Hojas de Otoño. Poemario de Froylán Turcios [Análisis]


Descripción
Hojas de Otoño (1904). En este poemario, sigue el patrón conceptual y formal de los libros precedentes. También, la distribución numérica y los logros literarios son similares: cuantitativa y cualitativamente considerados, los trabajos versificados están por debajo de los textos en prosa. Además, estos últimos -con relación a los que encontramos en dichos libros- alcanzan mayor depuración estilística.

Turcios de nuevo entrega composiciones narrativas, doctrinarias (reflexiones de índole estética), de crítica literaria y prosas poéticas. Entre estas: "Fantasías del crepúsculo" (agrupa tres textos independientes, cada uno con su propio nombre: "La obsesión de los mármoles", "El viaje visionario" y "Esfinge"); "Fantasías nocturnas" (que comprende varios títulos); los "Cuadros" (composiciones inspiradas en obras pictóricas); "El fuego y el agua"; "Estíos lejanos"; "Ojos insondables", "Luciérnagas verdes", etc. En ellos, algunas veces, el autor trae a colación una anécdota mínima que le sirve de plataforma para desplegar la riqueza creativa del idioma. Así, en "Pétalos grises", al encontrar una flor marchita en un viejo libro de recuerdos, evoca la figura materna. En otros textos prescinde de acciones concretas y expresa directamente estados de ánimo o transmite captaciones subjetivas del entorno:

En las lejanías del ocaso tiende el crepúsculo sus sedas maravillosas. Bajo un velo diáfano, en una niebla argentada, empiezan á envolverse los objetos; y el cielo luminoso del estío palidece. Reina en las verdes frondas un silencio sagrado y un explendor (sic) indeciso dora las cumbres. En la llanura, entre los follajes, se ven grandes manchas de sombra. Fulgores amarillentos y fugitivos pasan sobre los árboles, rielando sobre las aguas límpidas del río. En el horizonte del oriente aparecen los primeros crespones de la noche, y en la alta bóveda las primeras estrellas, como blancos jazmines. Cruzan el espacio pájaros de tardo vuelo. Y del este obscuro y del oeste incendiado, del norte y del sur, de todas las lejanías, del seno de los bosques y de lo profundo de la tierra, de las leves brisas y de los vientos del cielo, surge un rumor confuso, múltiple e infinito. Voz de agonía que ante la noche negra se escapa del alma doliente de la tarde. (Texto completo de "El alma de la tarde", Turcios, 1904: 255)
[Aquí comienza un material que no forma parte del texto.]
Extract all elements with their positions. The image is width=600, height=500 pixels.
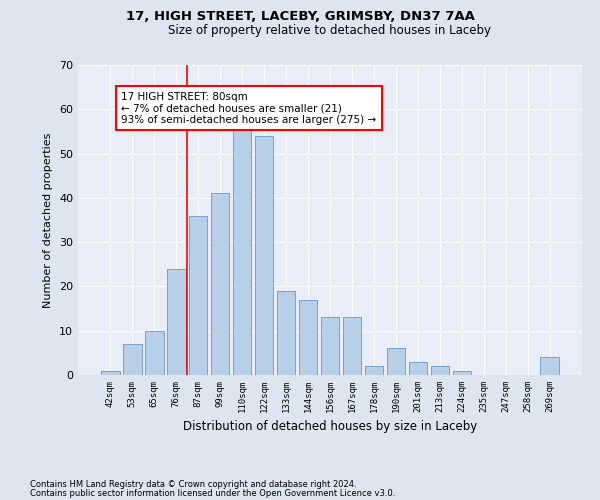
Text: Contains HM Land Registry data © Crown copyright and database right 2024.: Contains HM Land Registry data © Crown c… — [30, 480, 356, 489]
Bar — [452, 370, 471, 375]
Bar — [255, 136, 274, 375]
Bar — [365, 366, 383, 375]
Bar — [189, 216, 208, 375]
Bar — [541, 358, 559, 375]
Bar — [233, 122, 251, 375]
X-axis label: Distribution of detached houses by size in Laceby: Distribution of detached houses by size … — [183, 420, 477, 434]
Bar — [431, 366, 449, 375]
Text: 17, HIGH STREET, LACEBY, GRIMSBY, DN37 7AA: 17, HIGH STREET, LACEBY, GRIMSBY, DN37 7… — [125, 10, 475, 23]
Text: Contains public sector information licensed under the Open Government Licence v3: Contains public sector information licen… — [30, 488, 395, 498]
Bar — [343, 318, 361, 375]
Bar — [101, 370, 119, 375]
Bar — [123, 344, 142, 375]
Bar — [320, 318, 340, 375]
Y-axis label: Number of detached properties: Number of detached properties — [43, 132, 53, 308]
Text: 17 HIGH STREET: 80sqm
← 7% of detached houses are smaller (21)
93% of semi-detac: 17 HIGH STREET: 80sqm ← 7% of detached h… — [121, 92, 376, 125]
Title: Size of property relative to detached houses in Laceby: Size of property relative to detached ho… — [169, 24, 491, 38]
Bar — [145, 330, 164, 375]
Bar — [211, 194, 229, 375]
Bar — [277, 291, 295, 375]
Bar — [409, 362, 427, 375]
Bar — [167, 268, 185, 375]
Bar — [299, 300, 317, 375]
Bar — [386, 348, 405, 375]
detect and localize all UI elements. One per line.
Aguas muertas, aguas inmóviles de matices metálicos, circuidas de musgos de oro! En los fúlgidos días de otoño parecéis un vasto espejo en cuyo fondo duerme la sombra, y en las horas lunares una campiña de esmeraldas luminosas. De vuestro seno no se escapa el más tenue ruido, porque yacéis muertas, cristalizadas sobre las arenas profundas. Tal así, á veces, las ideas, en el cerebro del hombre.
Mudas y glaciales, en los hondos silencios nocturnos sois un símbolo misterioso y sereno. Reflejáis las sombras errantes de los pájaros y de las nubes, en vuestra superficie dejan largamente los crepúsculos trémulas estelas sangrientas, y rielan los espectrales plenilunios; y la luna, mágica princesa, va extrañamente á mirarse en vuestra lámina impasible.
(Fragmento de "Aguas muertas", Ib: 253)

En las diecinueve composiciones versificadas, el escritor reincide en su gran obsesión: los tópicos de la muerte y del amor. "Plenilunio", "La voz de las campanas", "En un claro de luna". "Virgen del cielo", "La luna", "Duerme!" "Canción remota", "Ultimo ritmo"... hacen hincapié en la nota mortuoria. "Para Annabel Lee" comprende cuatro sonetos en los que predomina la expresión del amor. Otros sonetos son: "A León XIII", "Madre Melancolía" -de similar título al de Juan Ramón Molina"- y "Salomé". Este, de ejemplar eufonía, desencadena imágenes de gran sensualismo de clara estirpe modernista:

Baila sobre el marmóreo pavimento
y su forma impecable y peregrina
en una leve ondulación felina
puebla de aromas el dormido viento.

Florece de pasión su movimiento,
sonríe de placer su faz divina,
y su trágico espíritu ilumina
el fulgor de un relámpago sangriento.

Entorna las pupilas soñadoras,
su cabellera fúlgida desata;
y en la gloria inmortal de su belleza

vé al terminar sus danzas tentadoras
en una fuente de bruñida plata
del Bautista la cárdena cabeza.
(Ib: 313)

En "Sin esperanza" y "Sombras lejanas", Turcios ofrece una muestra de su habilidad expresiva. Los versos de la primera estrofa, en forma consecutiva, constituyen el remate de las subsiguientes.